I think you need a final paragraph to deal with cases in which the MDS is unable to determine that the appropriate updates have been done. For example, revocation of layouts or client reboot.
Suggest revising the first paragraph to read as follows:
When the LAYOUT4_RET_REC_FILE case of the LAYOUT_RETURN operation is being used, the lrf_body field of the layoutreturn_file4 is used to convey layout-type specific information to the server. Some relevant definitions from [RFC5661] are as follows.
You need to give some guidance regarding use (or non-use) of the FSID and ALL cases of LAYOUT_RETURN.
I think you are missing a "<>" after ffie_errors.
Wondering about use of nfstime4 here since:
It uses up 12 bytes of space.
- Has a range of hundred of billions of years which I hope is overkill.
- Is not convenient for the kinds of calculations you'll by doing with this sort of data.
If any code has been written to use this, it isn't worth changing at this point. However, it it hasn't, the following formats should be considered:
- uint32 microseconds has reasonable resolution and covers durations up to about 50 days.
- uint64 nanoseconds has adequate resolution for the foreseeable future and covers durations up to hundreds of years.
In the first sentence, suggest replacing "differentiates" by "specifies".
In the second sentence suggest replacing "respectively for both read and write operations by "for read and write operations respectively."
In the third sentence of the penultimate paragraph, suggest replacing "it is infeasable" by "it may be infeasible"
In the last sentence of the penultimate paragraph, suggest deleting the word "contiguous".
In the last sentence of the final paragraph, suggest replacing "between" by "among."
Suggest replacing the last sentence by "The only parameter is optional so the client need not specify values for a parameter it does not care about".
You need to have more info about mirror hints somewhere, and this is a likely place. Some issues to address:
- Why a client might choose a particular ffmc_mirrors value
- Why the server might choose to give a different mirror count than hinted by the client
- What options a client has if a layout's mirror count is not acceptable to him
Not sure what you mean by the statement "at the least the server MAY revoke client layouts and/ or device address mappings". If that's what the server may do at the least, what might it do at the most? For example, might it corrupt any file that the client has touched. Or do you mean that the client MUST at least do these things?
I think you're going to have problems with the the IESG with the section as written. I suggest rewriting it.
Some suggestions to consider for a replacement are listed below.
- Start with the tight coupling model. Don't mention Kerberos specifically, but say this mapping type has all the security properties of NFSv4 and the pNFS file mapping type.
- With regard to the loose coupling variant:
- Stress that it is intended for, and SHOULD only be used in, appropriate environments, i.e.those characterized by physically isolated networks or VPN"s with comparable security characteristics.
- Mention that this should be compared to the block mapping type. and that it has equivalent security against malicious clients and better protection against data corruption due to client mistakes.

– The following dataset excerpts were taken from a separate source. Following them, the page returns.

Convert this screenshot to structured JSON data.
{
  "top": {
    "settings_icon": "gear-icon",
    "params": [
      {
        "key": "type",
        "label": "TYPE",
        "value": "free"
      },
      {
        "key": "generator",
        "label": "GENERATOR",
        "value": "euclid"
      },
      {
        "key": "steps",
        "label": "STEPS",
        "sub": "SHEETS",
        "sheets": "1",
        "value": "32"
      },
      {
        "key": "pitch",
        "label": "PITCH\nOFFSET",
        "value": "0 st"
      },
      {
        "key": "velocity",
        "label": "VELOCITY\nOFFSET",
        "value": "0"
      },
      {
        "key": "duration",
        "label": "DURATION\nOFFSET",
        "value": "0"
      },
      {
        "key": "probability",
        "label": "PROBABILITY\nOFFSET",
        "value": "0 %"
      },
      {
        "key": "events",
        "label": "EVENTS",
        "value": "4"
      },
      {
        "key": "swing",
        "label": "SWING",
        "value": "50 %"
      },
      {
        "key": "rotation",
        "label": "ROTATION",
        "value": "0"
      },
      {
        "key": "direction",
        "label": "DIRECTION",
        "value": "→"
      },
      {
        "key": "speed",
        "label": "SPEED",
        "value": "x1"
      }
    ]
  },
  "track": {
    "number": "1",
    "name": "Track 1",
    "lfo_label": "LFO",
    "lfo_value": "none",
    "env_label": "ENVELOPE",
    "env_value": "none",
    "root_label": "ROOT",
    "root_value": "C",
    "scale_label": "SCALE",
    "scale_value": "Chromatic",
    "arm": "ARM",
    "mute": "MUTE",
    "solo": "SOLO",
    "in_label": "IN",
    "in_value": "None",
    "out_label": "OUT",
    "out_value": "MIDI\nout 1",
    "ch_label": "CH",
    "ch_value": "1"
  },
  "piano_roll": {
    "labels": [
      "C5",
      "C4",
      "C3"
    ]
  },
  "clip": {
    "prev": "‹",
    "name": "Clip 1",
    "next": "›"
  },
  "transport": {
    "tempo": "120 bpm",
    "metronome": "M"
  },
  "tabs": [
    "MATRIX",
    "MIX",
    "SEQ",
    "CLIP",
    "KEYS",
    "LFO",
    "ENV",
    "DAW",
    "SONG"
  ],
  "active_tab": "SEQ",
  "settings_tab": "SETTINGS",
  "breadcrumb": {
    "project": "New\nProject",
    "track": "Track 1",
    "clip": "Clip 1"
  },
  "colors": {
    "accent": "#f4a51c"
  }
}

- If you are not going to implement or even specify something in an area, either don't mention it or simply say it is not part of this specification. Thinking out loud about why you are not doing something is not a good idea in something that is to be an RFC candidate. In particular, if you are doing revocation by changing ownership in order to accommodate NFSv3, the chances of people implementing NFSv3 servers with GSSRPCV3 support is near zero. It is better to be honest and say that this is simply a temporary expedient to support existing data servers and that kerberization of this revocation model is not going to happen.
You should also mention the stuff associated with CB_RECALL_ANY.